Quatrième jour de festival. Le Mexique au centre des débats, avec la sombre vision de plusieurs auteurs sur la situation difficile que traverse leur pays, terreau fertile à la création noire.
Un cri de rage, de désespoir, mais aussi une véritable déclaration d’amour. Voilà comment on peut interpréter le geste de la colonie mexicaine du festival hier quand, à la fin de la présentation du livre Marca de sangre, de Hector de Mauleón, une remarquable enquête sur le narco au Mexique, plusieurs de ses représentants sont montés sur scène pour brandir une pancarte sur laquelle on pouvait lire : No + sangre (plus de sang). Marina Taibo, la fille de Paco Taibo, arborait même un tee shirt avec ce slogan tout au long de la journée. Un tee shirt qui sera mis aux enchères à la fin de la Semana Negra auprès des invités et journalistes tant ils sont nombreux ceux qui lui en ont réclamé un.

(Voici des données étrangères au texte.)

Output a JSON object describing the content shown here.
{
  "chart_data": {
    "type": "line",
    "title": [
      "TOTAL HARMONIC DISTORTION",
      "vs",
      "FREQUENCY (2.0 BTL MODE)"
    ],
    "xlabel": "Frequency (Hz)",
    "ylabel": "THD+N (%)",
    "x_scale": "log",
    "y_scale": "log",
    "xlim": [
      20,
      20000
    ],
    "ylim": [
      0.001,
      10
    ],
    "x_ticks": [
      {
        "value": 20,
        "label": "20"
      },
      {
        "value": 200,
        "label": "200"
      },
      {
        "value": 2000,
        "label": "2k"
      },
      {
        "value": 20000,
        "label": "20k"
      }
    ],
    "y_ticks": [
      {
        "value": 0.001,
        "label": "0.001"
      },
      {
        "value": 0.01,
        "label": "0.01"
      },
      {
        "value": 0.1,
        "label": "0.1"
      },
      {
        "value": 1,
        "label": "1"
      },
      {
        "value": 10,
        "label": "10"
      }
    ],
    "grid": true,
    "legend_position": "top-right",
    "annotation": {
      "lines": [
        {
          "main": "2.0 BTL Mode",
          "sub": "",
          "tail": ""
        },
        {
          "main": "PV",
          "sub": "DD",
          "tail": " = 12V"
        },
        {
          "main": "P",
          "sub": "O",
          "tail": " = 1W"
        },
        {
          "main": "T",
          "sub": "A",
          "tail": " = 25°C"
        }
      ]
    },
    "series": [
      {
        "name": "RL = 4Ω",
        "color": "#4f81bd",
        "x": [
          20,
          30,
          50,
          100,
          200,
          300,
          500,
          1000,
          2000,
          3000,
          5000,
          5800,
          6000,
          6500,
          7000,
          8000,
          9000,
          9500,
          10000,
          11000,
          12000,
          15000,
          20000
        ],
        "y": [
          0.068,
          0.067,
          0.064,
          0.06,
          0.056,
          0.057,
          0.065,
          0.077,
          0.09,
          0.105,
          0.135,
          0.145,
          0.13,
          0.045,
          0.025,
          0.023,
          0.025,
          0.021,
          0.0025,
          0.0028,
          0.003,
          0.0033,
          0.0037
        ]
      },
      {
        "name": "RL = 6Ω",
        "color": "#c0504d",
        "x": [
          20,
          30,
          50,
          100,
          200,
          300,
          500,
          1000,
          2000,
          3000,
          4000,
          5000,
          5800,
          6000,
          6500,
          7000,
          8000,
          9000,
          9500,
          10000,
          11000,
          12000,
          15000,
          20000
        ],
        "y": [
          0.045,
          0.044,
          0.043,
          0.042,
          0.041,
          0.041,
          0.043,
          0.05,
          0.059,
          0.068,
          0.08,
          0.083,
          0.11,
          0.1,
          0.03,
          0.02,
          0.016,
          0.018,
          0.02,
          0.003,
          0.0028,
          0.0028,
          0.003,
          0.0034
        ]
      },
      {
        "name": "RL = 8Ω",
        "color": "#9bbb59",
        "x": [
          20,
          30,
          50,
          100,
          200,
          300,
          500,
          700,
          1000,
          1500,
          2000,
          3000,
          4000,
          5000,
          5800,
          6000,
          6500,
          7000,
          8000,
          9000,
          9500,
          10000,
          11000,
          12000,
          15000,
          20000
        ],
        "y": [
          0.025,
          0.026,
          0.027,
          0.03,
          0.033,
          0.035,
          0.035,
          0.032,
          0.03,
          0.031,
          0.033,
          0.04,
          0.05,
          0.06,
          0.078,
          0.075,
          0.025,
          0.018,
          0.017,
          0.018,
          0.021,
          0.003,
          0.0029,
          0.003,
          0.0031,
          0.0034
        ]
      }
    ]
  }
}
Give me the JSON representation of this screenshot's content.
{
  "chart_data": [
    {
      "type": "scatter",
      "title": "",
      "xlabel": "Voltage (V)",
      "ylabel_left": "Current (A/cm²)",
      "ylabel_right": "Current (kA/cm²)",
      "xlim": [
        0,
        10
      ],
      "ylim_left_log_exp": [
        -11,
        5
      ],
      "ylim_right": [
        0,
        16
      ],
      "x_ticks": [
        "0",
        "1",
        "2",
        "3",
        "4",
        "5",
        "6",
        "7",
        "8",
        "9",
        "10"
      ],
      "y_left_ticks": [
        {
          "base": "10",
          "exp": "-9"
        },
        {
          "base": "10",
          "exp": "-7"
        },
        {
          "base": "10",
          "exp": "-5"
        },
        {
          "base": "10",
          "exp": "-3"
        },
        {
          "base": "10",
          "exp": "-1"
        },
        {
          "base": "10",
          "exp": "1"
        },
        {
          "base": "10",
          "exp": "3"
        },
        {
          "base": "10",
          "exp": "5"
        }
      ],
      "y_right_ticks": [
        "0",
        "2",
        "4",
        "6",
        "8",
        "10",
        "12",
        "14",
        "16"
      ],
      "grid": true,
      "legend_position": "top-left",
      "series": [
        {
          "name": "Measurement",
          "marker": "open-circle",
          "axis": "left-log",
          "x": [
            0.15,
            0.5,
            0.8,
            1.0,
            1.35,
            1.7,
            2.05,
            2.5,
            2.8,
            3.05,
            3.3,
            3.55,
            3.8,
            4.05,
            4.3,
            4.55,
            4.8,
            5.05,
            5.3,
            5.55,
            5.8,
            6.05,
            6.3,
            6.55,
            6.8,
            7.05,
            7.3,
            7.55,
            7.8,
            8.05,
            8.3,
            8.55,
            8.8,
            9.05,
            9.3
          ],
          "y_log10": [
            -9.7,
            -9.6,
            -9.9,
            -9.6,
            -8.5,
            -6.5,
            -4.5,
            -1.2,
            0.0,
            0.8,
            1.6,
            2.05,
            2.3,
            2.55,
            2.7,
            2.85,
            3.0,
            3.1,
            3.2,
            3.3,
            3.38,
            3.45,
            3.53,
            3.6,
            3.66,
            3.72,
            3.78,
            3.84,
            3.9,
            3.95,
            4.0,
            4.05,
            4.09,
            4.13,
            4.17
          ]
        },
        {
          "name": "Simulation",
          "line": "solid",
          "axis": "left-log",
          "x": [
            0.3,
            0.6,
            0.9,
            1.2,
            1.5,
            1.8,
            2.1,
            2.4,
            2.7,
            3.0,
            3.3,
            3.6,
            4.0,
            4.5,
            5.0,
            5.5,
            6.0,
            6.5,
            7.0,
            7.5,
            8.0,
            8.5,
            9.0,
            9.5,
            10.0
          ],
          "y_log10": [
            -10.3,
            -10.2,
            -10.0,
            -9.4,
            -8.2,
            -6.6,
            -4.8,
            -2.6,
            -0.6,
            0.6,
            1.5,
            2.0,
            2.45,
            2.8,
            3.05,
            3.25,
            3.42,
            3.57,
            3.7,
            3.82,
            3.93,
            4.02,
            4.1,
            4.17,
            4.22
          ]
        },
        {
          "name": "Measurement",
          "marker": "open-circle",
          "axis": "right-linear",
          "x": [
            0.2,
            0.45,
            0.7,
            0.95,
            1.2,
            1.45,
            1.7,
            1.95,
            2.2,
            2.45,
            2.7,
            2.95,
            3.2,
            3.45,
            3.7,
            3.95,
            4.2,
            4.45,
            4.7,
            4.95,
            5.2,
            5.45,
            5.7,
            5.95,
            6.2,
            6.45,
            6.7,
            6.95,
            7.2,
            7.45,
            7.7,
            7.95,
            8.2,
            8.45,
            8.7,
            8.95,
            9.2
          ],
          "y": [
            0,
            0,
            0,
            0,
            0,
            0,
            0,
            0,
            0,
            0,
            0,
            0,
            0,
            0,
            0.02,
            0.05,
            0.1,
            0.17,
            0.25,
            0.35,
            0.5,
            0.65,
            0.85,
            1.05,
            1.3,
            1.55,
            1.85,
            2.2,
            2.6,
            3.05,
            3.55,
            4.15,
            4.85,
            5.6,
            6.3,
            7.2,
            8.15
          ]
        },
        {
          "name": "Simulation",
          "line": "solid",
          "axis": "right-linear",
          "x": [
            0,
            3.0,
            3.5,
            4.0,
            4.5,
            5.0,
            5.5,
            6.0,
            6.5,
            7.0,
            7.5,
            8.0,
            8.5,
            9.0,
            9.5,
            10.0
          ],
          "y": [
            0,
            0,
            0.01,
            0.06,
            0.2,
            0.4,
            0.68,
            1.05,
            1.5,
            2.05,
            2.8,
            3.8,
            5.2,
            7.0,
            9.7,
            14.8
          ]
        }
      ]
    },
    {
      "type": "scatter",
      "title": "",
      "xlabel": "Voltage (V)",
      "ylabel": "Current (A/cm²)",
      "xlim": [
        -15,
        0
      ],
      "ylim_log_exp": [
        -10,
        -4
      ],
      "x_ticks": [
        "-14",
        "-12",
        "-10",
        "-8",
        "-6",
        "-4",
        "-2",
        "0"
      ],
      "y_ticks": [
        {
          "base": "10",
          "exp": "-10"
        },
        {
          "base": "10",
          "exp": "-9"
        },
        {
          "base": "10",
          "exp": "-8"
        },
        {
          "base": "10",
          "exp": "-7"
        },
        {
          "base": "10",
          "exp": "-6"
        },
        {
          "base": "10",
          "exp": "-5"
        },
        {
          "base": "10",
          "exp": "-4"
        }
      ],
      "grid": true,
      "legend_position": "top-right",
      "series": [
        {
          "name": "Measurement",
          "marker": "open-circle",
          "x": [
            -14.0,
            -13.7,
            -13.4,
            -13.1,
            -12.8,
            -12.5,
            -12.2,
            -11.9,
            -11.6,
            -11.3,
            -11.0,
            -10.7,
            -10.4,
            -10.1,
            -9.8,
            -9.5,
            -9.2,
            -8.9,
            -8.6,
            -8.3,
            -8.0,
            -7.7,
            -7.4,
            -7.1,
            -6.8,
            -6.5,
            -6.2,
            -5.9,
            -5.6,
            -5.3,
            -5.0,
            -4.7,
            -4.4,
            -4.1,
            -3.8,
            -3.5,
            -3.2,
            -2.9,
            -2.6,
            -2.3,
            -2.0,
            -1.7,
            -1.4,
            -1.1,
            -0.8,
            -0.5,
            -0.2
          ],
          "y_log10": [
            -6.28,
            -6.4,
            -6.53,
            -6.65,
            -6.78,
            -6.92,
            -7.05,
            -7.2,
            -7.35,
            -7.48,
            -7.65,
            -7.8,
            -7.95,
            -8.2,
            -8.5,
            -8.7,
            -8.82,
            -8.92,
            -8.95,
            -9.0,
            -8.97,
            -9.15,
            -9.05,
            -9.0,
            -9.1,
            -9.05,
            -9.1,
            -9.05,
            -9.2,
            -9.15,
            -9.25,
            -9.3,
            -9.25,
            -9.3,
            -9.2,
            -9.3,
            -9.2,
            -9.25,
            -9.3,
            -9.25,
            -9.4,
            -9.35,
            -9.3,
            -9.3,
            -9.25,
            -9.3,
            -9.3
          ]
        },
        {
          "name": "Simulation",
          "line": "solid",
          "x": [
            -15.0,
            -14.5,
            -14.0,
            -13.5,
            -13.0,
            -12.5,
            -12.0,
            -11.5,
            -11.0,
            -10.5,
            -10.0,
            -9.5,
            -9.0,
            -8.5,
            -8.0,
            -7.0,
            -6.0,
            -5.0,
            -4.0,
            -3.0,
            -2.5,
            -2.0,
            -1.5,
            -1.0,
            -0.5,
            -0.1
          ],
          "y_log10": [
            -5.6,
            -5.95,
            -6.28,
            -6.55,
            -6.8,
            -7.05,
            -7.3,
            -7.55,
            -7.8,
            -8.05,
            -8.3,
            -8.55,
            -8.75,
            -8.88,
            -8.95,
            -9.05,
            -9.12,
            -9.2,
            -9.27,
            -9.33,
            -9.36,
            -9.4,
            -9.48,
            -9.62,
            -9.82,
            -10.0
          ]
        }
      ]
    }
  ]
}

Une journée placée donc sous le signe du Mexique. Un pays qui vit aujourd’hui une véritable psychose, l’armée est dans la rue depuis que le président de la République, Felipe Calderón, a déclarer la guerre aux narcotrafiquants. Un chiffre parle de lui même : 50 000. C’est le nombre de morts comptablisés depuis qu’a démarré ce conflit en 2006. Un pays représenté par plusieurs auteurs durant ce festival (romanciers noirs, journalistes, auteurs de science-fiction). Outre le maître de cérémonie Taibo II (qui a présenté au public son roman d’aventures El retorno de los tigres de Malasia), sont venus avec leurs ouvrages sous le bras Hector de Mauleón et Luis Humberto Crosthwaite. Deux hommes qui ont choisi pour l’un l’enquête et l’analyse, pour l’autre le polar, pour nous donner à lire leur vision du pays. Quelques mots sur Tjuana, crimen y olvido (Tijuana, le crime et l’oubli), de Crosthwaite. C’est Fritz Glockner, professeur, auteur et libraire mexicain qui a animé la rencontre. « C’est un livre qui me fait mal, il s’agit du seul texte littéraire qui nous raconte ce que nous sommes en train de vivre », dit-il. L’histoire d’une journaliste de Tijuana qui disparaît. S’ensuit une série d’évènements qui permettent de saisir, grâce à l’écriture fluide qui tend vers la Fantaisy, les multiples visages du narco. « Nous vivons dans un pays dans lequel il n’y a pas de réponses, mais que des questions », affirme l’écrivain qui vit à San Diego, de l’autre côté de la frontière. Pour autant, « le Mexique n’est pas un champ de bataille » s’emporte-t-il. « Les autorités nous accusent moi et les autres de dire du mal du pays, mais c’est faux, on dit du mal d’elles, qui ne font rien pour trouver une solution. En ont-elles même la volonté ? J’en doute. »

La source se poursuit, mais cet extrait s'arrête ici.